We spent Friday shopping for gloves and food. There is still no running water or power in most places, so we had to bring all of our food and water with us. We stayed for three nights at the Pisco airport in tents and sleeping bags. We met at a park in Lima on Friday night and departed for Pisco (about 3 hours after the scheduled time, as most things go in Peru). We arrived at the airport around 3am and set up our tents and crashed immediately.
Saturday morning, at 6am, we were awoken by a set of about 15 flares being set off. Excuse me?! So early, and SO loud. We drowsily ate breakfast and headed out. The group of 150ish volunteers was divided between three sites. We boarded three buses and started the hour journey to the pueblos.
Pueblos are REALLY small towns; in the pueblo I was working
in, there were less than 100 residents. We got there and got our housing assignments. We were divided into groups of four and each group was expected to build a house a day. The houses are prefabricated and shipped from Chile. We had to put large stakes into the ground for the floor to sit on and then fit the walls together like puzzle pieces. The support stakes turned out to be the hardest and most time consuming part; we were using a tube filled with water as a level and digging in sand dunes, literally. We would dig and then the sand would fall back in, sigh. Also, our supplies didn't arrive until the end of the first day, so we weren't able to start building until Sunday. It was incredible to see the teamwork when the tractor trailer was being unloaded (it was incredible that the tractor trailer made it down the teeeeny dirty roads to begin with). All of the men in the pueblo came to help and it was a powerful combined effort.
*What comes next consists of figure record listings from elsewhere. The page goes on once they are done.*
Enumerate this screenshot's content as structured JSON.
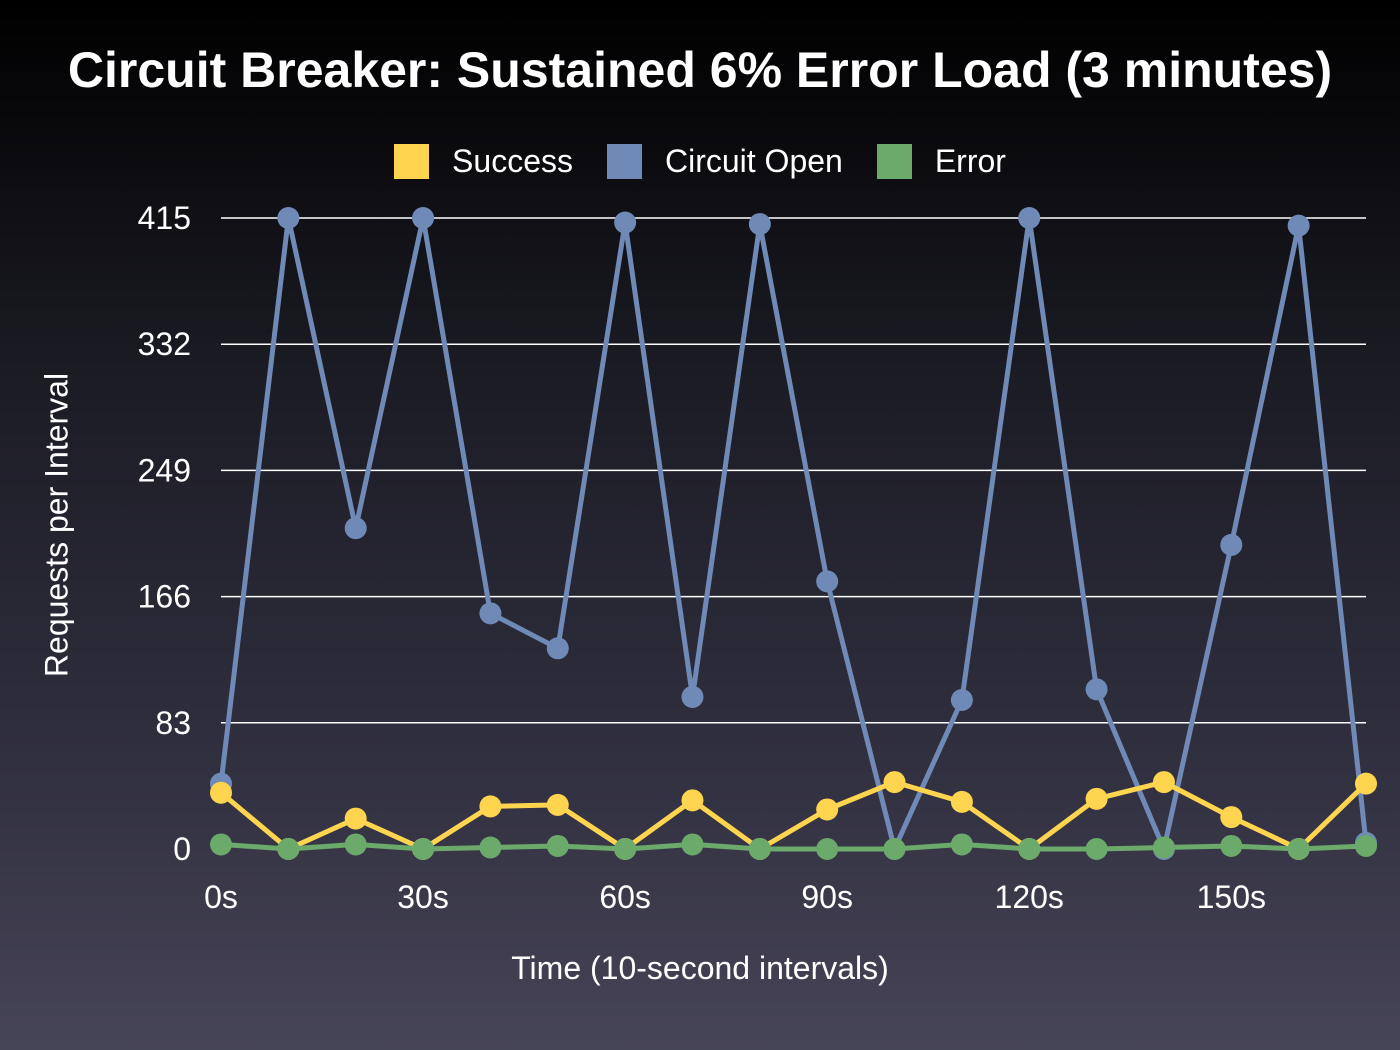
{
  "chart_data": {
    "type": "line",
    "title": "Circuit Breaker: Sustained 6% Error Load (3 minutes)",
    "xlabel": "Time (10-second intervals)",
    "ylabel": "Requests per Interval",
    "x": [
      0,
      10,
      20,
      30,
      40,
      50,
      60,
      70,
      80,
      90,
      100,
      110,
      120,
      130,
      140,
      150,
      160,
      170
    ],
    "x_ticks": [
      0,
      30,
      60,
      90,
      120,
      150
    ],
    "x_tick_labels": [
      "0s",
      "30s",
      "60s",
      "90s",
      "120s",
      "150s"
    ],
    "xlim": [
      0,
      170
    ],
    "y_ticks": [
      0,
      83,
      166,
      249,
      332,
      415
    ],
    "y_tick_labels": [
      "0",
      "83",
      "166",
      "249",
      "332",
      "415"
    ],
    "ylim": [
      0,
      415
    ],
    "grid": true,
    "legend_position": "top-center",
    "series": [
      {
        "name": "Success",
        "color": "#FFD54F",
        "values": [
          37,
          0,
          20,
          0,
          28,
          29,
          0,
          32,
          0,
          26,
          44,
          31,
          0,
          33,
          44,
          21,
          0,
          43
        ]
      },
      {
        "name": "Circuit Open",
        "color": "#6F8AB7",
        "values": [
          43,
          415,
          211,
          415,
          155,
          132,
          412,
          100,
          411,
          176,
          0,
          98,
          415,
          105,
          0,
          200,
          410,
          4
        ]
      },
      {
        "name": "Error",
        "color": "#6BAA6B",
        "values": [
          3,
          0,
          3,
          0,
          1,
          2,
          0,
          3,
          0,
          0,
          0,
          3,
          0,
          0,
          1,
          2,
          0,
          2
        ]
      }
    ]
  }
}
The families were so thankful and were so welcoming. They served us lunch and supper daily (lots of chicken and rice with
Inka Kola, a bubblegum flavored Peruvian soda).
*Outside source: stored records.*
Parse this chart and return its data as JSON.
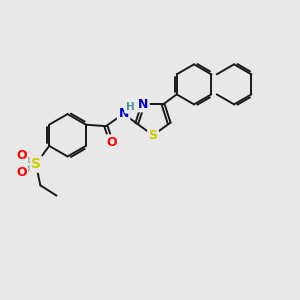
{
  "bg_color": "#e8e8e8",
  "bond_color": "#1a1a1a",
  "bond_width": 1.4,
  "atom_colors": {
    "N": "#0000cc",
    "O": "#ff0000",
    "S": "#cccc00",
    "H": "#4a9999",
    "C": "#1a1a1a"
  },
  "figsize": [
    3.0,
    3.0
  ],
  "dpi": 100
}
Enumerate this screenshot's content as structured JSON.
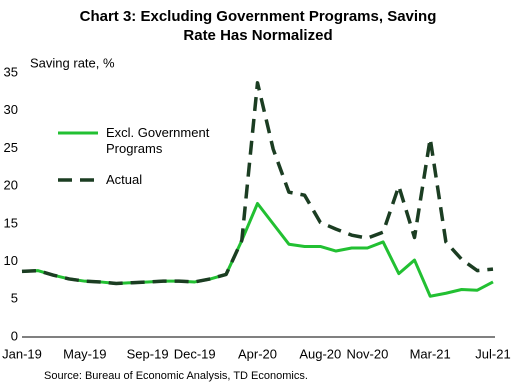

We left Saturday night at 9pm, arrived again Sunday morning at 8am and worked all day until 11pm. House number one: check. The houses are just temporary and pretty small (3m by 7m) but mean so much to these families. We had a little welcome party (complete with one flat cerveza, which is not a cheap purchase for these families) and then started the next house. We were all so exhausted by the time the bus got there at 11pm we passed out on the bus ride home.
Monday morning, another 6am wake up call. The lack of water (aka only port-a-pottys and no showers) was getting to us, but we all pushed through. My group got our second house finished and then helped out other groups. We didn't quite reach the three houses for every four people goal, but over 150 houses were built in three small towns over three days, pretty good, eh?